Cycling experts have some other safety tips for seasonal cycling commuters and recreational cyclists, both those who are resuming the activity and those just starting this year.

• Be visible. That means using lights for cycling at times when it’s dark, or even when it’s dim. Clothing with reflective strips — or at least light-coloured clothing — adds to the safety quotient.

“Make sure you have your proper lights with you because you may get caught out coming home. And if you’re just a regular cyclist and you don’t do all the gear, you won’t have all that reflective tape normally on your jacket,” Kendrew says.

• Be protected. Wear a helmet.

“The simplest and greatest tip that needs to be given and needs to be reinforced on a yearly basis — especially with adult cyclists because they don’t have to — is the necessity of wearing a helmet,” says Rob Werstine, a sports physiotherapist at the Fowler Kennedy Sport Medicine Clinic at Fanshawe College in London, Ont.

• Be prudent and watchful. That means giving a wide berth to car doors to avoid what Kendrew calls “the door thing” and others ruefully call “the door prize.”

“Be very, very careful around parked cars, because that’s one of the more hazardous scenarios,” Krstulich says.

A driver or passenger who opens a door without realizing a cyclist is right there can send a cyclist flying through the air, sometimes into the path of a moving vehicle.

These kinds of accidents kill — in fact, a cyclist in Toronto died after being “doored” in the summer of 2008.

That’s why cyclists don’t ride as close to a row of parked cars as drivers coming up alongside them might wish they would. But the threat doesn’t just come from parked cars, Kendrew says.

“The worst dooring I’ve ever had has been on the inside, of someone jumping out, grabbing a newspaper, jumping back into the car. And they drilled me right across the sidewalk.”

Kendrew says a cycling safety course can teach cyclists to read the body language of car passengers and drivers so they can anticipate better when a door is about to fly open.

She suggests the courses offered by Can-Bike (http://www.canbike.net/cca—pages/index.htm), a program developed and run in several parts of the country by the Canadian Cycling Association.

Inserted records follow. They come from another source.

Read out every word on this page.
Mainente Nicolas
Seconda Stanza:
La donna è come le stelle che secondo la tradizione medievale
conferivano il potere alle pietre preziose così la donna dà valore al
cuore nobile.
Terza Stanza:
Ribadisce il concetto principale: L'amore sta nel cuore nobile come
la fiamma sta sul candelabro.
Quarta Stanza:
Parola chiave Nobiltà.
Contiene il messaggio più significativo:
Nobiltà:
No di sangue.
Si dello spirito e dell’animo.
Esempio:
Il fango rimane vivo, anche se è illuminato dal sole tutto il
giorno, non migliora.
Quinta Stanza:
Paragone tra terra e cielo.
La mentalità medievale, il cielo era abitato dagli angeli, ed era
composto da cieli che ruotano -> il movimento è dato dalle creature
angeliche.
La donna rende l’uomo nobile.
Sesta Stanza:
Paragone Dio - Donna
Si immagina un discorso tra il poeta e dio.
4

Spring is here and so is cycling season. Here are some tips about how to do it safely and comfortably.

Layer up — While it’s still cool, wear layers of clothing, with clothing close to the body that breathes and outer layers that repel water. Go for bright colours that increase your visibility. Clothing worn at night should enhance your visibility, for instance with reflective tape in the design.

Fix the fit — If you develop lower back pain or numbness in your hands and fingers from cycling, it could be your bike isn’t adjusted properly for your height. A cycle shop can help you find the right height for the seat and handlebars, but if you have continuing problems, consider a proper fitting — with a new bike.

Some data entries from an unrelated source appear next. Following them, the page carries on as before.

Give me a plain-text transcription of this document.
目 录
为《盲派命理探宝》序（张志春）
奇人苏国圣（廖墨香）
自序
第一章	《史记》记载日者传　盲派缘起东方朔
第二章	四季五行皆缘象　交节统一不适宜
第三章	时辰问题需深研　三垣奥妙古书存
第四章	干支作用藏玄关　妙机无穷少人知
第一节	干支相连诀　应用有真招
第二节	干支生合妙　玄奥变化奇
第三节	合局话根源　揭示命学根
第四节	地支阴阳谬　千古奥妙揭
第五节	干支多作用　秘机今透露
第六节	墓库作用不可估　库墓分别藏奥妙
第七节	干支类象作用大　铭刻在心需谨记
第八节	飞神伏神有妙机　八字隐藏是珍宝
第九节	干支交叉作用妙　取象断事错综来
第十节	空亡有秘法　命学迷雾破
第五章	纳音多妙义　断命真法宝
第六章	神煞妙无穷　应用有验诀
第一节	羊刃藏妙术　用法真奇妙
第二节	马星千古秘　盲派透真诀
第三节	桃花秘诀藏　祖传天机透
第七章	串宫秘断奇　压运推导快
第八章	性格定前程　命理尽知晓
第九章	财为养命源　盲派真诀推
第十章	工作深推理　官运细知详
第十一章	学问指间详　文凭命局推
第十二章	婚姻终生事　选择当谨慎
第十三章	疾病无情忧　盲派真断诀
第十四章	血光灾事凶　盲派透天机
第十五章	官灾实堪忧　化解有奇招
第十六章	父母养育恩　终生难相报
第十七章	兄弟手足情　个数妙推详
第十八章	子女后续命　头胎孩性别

Be mindful — You have to pay attention on the road to vehicles, other cyclists and pedestrians. Consider taking a cycling safety course to hone your skills. Or do some reading about how to avoid dangerous cycling scenarios. Bicyclesafe.com, for instance, lists 10 types of car-bike collisions and how to avoid them.

Give it a little love — Riding a bike for your workday commute from spring through fall can save you over a thousand dollars in fuel, parking fees and wear and tear on your vehicle. It’s worth spending the $100-plus for a full annual tune-up, to get your wheels trued, your drive train cleaned, your bearings re-packed, your brakes set nice and tight and your tires at the right pressure. The ride will be much more pleasant, your bike will last years longer — and it won’t be as likely to leave you stranded en route.

Accessories are important — Some things a commuter might want to have: bike lights for front and back, fenders to keep you clean, a good bike lock, and a rearview mirror.

Make yourself a promise — It takes a while for a change in habits to become ingrained. If you decide you will commute by bike to work every day for a month, that month’s riding may seem like a hardship at times. But your fitness will increase over that period of time and the daily ride will get easier, even routine. Human nature being what it is, if you stick to your decision for an entire month, you may find yourself missing the ride on the days you take the car thereafter.